I will be building a RUB rack shortly and can't decide whether to use heat cable or heat mats. Which is best, and why?

Best wishes,

Rob


----------



## chibbins4 (Aug 29, 2011)

What're you keeping in the RUBs? 

If you're keeping leopard geckos, since they need belly heat, I'd say use a large heatmat across the back of the RUB rack to heat all of them (~1/3rd of each RUB) from the underside.

If you chose cables, they wouldn't run underneath the RUBs so easily and the heat would probably have to come from the side/top, which isn't ideal.

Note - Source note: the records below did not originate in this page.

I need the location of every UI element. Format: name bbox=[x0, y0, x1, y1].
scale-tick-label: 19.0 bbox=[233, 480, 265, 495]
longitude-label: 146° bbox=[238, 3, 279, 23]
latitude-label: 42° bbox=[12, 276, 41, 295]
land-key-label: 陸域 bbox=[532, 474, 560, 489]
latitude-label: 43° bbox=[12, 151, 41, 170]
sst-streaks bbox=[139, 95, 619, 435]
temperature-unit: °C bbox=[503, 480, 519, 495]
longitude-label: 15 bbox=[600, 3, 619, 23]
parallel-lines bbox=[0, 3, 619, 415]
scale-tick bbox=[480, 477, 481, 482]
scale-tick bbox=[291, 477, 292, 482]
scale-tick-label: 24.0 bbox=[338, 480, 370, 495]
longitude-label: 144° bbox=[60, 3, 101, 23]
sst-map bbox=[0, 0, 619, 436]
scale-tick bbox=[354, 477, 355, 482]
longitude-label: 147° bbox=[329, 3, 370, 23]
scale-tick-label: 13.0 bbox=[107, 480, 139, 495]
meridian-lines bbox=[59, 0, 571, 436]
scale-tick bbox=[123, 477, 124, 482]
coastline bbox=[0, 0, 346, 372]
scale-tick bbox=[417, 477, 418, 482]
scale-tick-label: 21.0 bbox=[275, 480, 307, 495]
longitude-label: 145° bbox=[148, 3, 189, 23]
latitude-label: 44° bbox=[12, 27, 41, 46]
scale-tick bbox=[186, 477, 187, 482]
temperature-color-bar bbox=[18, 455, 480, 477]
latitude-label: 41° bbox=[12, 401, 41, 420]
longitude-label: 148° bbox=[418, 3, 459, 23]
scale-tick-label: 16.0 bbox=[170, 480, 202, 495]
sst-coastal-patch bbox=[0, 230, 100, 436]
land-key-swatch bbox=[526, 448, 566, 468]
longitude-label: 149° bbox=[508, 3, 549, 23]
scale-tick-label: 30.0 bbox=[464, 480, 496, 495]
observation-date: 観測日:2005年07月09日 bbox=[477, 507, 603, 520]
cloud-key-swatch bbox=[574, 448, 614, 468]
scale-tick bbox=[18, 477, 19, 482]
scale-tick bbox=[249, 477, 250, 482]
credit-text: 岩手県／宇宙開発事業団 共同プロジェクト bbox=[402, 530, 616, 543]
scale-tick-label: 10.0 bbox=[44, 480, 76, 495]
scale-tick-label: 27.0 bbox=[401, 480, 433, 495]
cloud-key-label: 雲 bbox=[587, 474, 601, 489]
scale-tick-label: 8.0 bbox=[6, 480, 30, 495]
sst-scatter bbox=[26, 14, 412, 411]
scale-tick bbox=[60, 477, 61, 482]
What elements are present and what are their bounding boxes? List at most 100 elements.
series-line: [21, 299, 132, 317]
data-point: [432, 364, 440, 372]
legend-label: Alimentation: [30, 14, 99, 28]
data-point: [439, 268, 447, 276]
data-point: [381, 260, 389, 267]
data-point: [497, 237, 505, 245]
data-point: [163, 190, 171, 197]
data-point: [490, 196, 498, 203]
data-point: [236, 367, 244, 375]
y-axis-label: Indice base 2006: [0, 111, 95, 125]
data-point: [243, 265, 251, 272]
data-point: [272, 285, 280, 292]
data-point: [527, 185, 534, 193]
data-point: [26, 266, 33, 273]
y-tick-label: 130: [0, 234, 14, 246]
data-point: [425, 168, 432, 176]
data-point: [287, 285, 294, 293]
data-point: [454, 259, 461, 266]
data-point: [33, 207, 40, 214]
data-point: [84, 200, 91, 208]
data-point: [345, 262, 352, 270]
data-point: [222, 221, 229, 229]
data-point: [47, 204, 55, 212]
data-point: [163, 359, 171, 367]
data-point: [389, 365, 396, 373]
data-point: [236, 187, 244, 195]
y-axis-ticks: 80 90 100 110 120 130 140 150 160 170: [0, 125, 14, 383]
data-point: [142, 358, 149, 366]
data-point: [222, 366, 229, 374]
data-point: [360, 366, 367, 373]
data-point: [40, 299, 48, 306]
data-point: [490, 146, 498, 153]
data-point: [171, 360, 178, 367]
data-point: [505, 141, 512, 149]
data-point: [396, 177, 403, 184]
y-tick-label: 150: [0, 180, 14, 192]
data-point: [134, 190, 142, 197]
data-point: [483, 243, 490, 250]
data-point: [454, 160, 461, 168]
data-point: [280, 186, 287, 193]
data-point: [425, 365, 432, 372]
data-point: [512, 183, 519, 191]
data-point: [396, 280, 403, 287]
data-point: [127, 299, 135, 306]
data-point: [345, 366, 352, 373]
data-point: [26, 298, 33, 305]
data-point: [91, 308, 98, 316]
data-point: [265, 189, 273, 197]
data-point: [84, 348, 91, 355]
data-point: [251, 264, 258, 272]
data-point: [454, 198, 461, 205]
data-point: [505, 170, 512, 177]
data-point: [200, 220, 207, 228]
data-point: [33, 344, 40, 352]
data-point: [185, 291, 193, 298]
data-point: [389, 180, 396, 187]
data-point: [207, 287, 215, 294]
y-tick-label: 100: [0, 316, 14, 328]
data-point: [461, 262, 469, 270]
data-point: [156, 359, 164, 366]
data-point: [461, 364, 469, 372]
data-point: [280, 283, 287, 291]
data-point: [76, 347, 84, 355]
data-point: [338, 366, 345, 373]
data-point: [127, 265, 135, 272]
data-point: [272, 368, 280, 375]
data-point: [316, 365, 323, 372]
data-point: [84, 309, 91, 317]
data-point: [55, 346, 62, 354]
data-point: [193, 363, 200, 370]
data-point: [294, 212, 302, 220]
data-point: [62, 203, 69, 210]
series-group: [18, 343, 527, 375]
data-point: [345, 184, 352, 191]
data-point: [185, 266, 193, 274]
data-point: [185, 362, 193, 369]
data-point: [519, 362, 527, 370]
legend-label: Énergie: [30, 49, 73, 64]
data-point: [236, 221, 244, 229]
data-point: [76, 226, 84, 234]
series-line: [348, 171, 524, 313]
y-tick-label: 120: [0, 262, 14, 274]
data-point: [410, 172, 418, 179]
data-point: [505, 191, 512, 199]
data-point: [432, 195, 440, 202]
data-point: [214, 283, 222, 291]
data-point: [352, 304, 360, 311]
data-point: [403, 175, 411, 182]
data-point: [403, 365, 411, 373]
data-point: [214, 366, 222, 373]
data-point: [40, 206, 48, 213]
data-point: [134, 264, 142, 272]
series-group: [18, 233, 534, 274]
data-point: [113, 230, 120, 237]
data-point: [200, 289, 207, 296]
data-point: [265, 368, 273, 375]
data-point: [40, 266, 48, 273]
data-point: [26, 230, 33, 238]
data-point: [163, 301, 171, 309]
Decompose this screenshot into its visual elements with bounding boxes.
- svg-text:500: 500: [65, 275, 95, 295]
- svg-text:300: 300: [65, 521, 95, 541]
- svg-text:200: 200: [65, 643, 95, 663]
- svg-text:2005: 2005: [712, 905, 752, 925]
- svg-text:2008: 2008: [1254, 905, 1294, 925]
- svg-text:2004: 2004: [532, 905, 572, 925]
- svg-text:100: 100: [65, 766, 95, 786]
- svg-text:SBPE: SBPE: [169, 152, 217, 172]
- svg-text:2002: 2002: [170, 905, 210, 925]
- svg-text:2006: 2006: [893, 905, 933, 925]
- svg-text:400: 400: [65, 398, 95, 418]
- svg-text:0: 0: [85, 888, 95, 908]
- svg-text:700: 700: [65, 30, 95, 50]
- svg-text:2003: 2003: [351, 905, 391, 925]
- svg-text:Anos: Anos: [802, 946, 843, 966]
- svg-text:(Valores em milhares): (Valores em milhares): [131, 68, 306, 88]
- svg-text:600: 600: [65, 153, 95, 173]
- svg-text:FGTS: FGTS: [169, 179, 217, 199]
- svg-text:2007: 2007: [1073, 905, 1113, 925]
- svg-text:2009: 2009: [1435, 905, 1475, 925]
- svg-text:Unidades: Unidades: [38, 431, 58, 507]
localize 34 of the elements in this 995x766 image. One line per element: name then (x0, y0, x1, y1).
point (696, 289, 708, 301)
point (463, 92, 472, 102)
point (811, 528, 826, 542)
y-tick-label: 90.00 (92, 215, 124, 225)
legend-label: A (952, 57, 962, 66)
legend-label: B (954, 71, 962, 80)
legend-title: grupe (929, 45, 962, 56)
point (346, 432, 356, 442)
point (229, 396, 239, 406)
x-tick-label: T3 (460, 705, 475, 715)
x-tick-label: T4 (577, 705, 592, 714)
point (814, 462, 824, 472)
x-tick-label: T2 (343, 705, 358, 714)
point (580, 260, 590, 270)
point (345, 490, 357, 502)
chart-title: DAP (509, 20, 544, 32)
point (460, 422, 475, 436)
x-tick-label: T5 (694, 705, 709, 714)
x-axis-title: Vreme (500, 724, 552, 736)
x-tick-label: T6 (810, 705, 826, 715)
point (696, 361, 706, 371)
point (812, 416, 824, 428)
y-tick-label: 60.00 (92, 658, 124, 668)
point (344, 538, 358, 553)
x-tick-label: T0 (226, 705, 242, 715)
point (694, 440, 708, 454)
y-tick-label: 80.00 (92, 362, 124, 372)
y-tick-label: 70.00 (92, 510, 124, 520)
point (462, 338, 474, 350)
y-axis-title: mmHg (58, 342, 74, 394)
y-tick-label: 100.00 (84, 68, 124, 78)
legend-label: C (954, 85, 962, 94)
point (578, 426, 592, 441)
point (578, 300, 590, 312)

Remember, you can get long thin heatmats to span across several RUBs if you're not wanting to buy many individual ones!

Hope that helps,
Rob.

(P.S. Great name! : victory


----------



## Roblin (May 4, 2009)

Hi Rob!

Thanks for getting back to me. I am aiming to keep Leos in one level, and pyxie frogs on another. Each of the levels will have a dedicated thermostat and heating device. Looking forward to getting it built!

Best wishes,

Rob


----------



## Evilshiddenclaws (May 25, 2010)

my hatchling rack that i built which is really just like a book shelf had heat cable, i routered out a channel along each shelf for the cable to sit in so i could pull out the rub's as i wanted without them catching on the cable.








this was before the cable was put in, you can't see the channel  i used aluminium tape under the heat cable to help stop it being absorbed by the wood.

my adult 50ltr Rub rack was made so that the shelves slide out, i used individual mats for each shelf under each RUB.

























i now have two side by side, these were taken when just the first one was finished.


----------